Four young people rob a West German bank, shouting, “Property is theft!” to the startled citizens cashing their paychecks. Outside, one of the robbers Rita Vogt (Bibiana Beglau) dumps hundreds of the bank’s deutschmarks into the hat of a beggar. “The 1970s were our glory days,” Rita recalls in a voiceover. “We wanted to abolish injustice and the state along with it. Politics was war, all over the world.” But what’s a revolutionary to do after the war is called off due to a change in political mood and the death or imprisonment of many of its soldiers?
Rita, with the implied blessing of the Stasi state spy network, settles in East Germany under a new identity and works first in a textile factory, then at a summer camp. Rita doesn’t miss her outlaw days; she wasn’t in it for the excitement. She is a dedicated ideologue who loves East Germany because it has “less poverty and less wealth.” If the Berlin Wall had been built to keep West Germans out of the East, Rita would have tunneled her way to the communist state. But sometimes nations disintegrate faster than political beliefs. When the Wall falls, and East Germany with it, the West Germans now just the Germans want her to stand trial for killing a policeman. Who will help Rita escape now?
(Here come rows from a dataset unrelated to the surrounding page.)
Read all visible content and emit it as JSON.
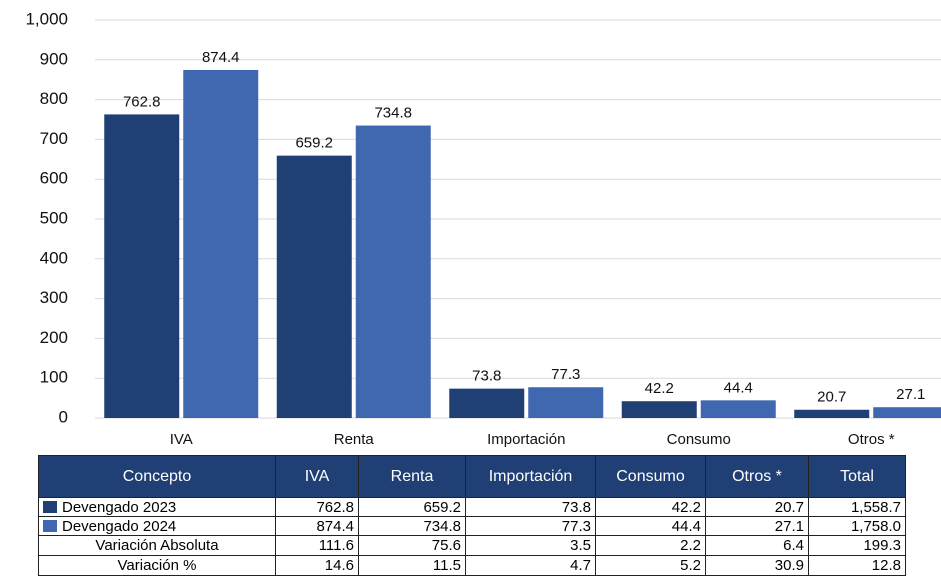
{
  "chart_data": {
    "type": "bar",
    "categories": [
      "IVA",
      "Renta",
      "Importación",
      "Consumo",
      "Otros *"
    ],
    "series": [
      {
        "name": "Devengado 2023",
        "color": "#203f74",
        "values": [
          762.8,
          659.2,
          73.8,
          42.2,
          20.7
        ]
      },
      {
        "name": "Devengado 2024",
        "color": "#4068b0",
        "values": [
          874.4,
          734.8,
          77.3,
          44.4,
          27.1
        ]
      }
    ],
    "ylim": [
      0,
      1000
    ],
    "yticks": [
      0,
      100,
      200,
      300,
      400,
      500,
      600,
      700,
      800,
      900,
      {
        "value": 1000,
        "label": "1,000"
      }
    ],
    "grid": true,
    "table": {
      "columns": [
        "Concepto",
        "IVA",
        "Renta",
        "Importación",
        "Consumo",
        "Otros *",
        "Total"
      ],
      "totals": [
        "1,558.7",
        "1,758.0"
      ],
      "rows": [
        [
          "Variación Absoluta",
          "111.6",
          "75.6",
          "3.5",
          "2.2",
          "6.4",
          "199.3"
        ],
        [
          "Variación %",
          "14.6",
          "11.5",
          "4.7",
          "5.2",
          "30.9",
          "12.8"
        ]
      ]
    }
  }
}
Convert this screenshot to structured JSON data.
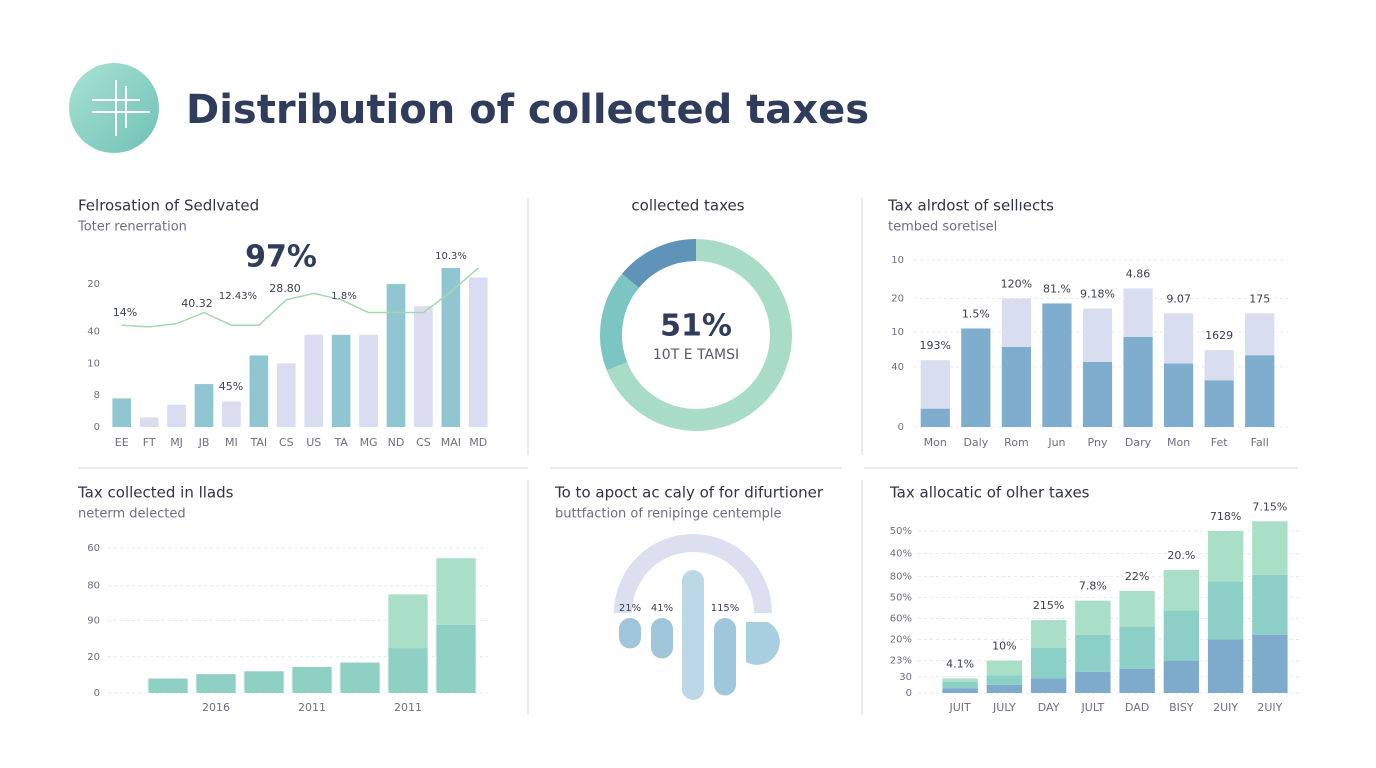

Screenwriter Wolfgang Kolhasse, who lived in East Germany, based the script on the exploits of Inge Viett, whose June 2nd Movement was an anarchist offshoot of the Marxist Red Army Faction. Viett sued the filmmakers for plagiarism, apparently believing that fictionalized biography is theft. Whatever the legal niceties, The Legend of Rita (whose original title translates as The Silence After the Shot) presents the volcanic changes in its protagonist’s life in a nuanced style that lets viewers choose their own sides. Director Volker Schlöndroff also made the 1975 The Lost Honor of Katharina Blum, about a young woman who spends the night with a young man who doesn’t tell her he’s a wanted terror suspect; after he escapes she is arrested as his accomplice. Rita, who might be a female version of Katharina’s one-night stand, is made plausible and fascinating thanks to Beglau’s sinewy charisma.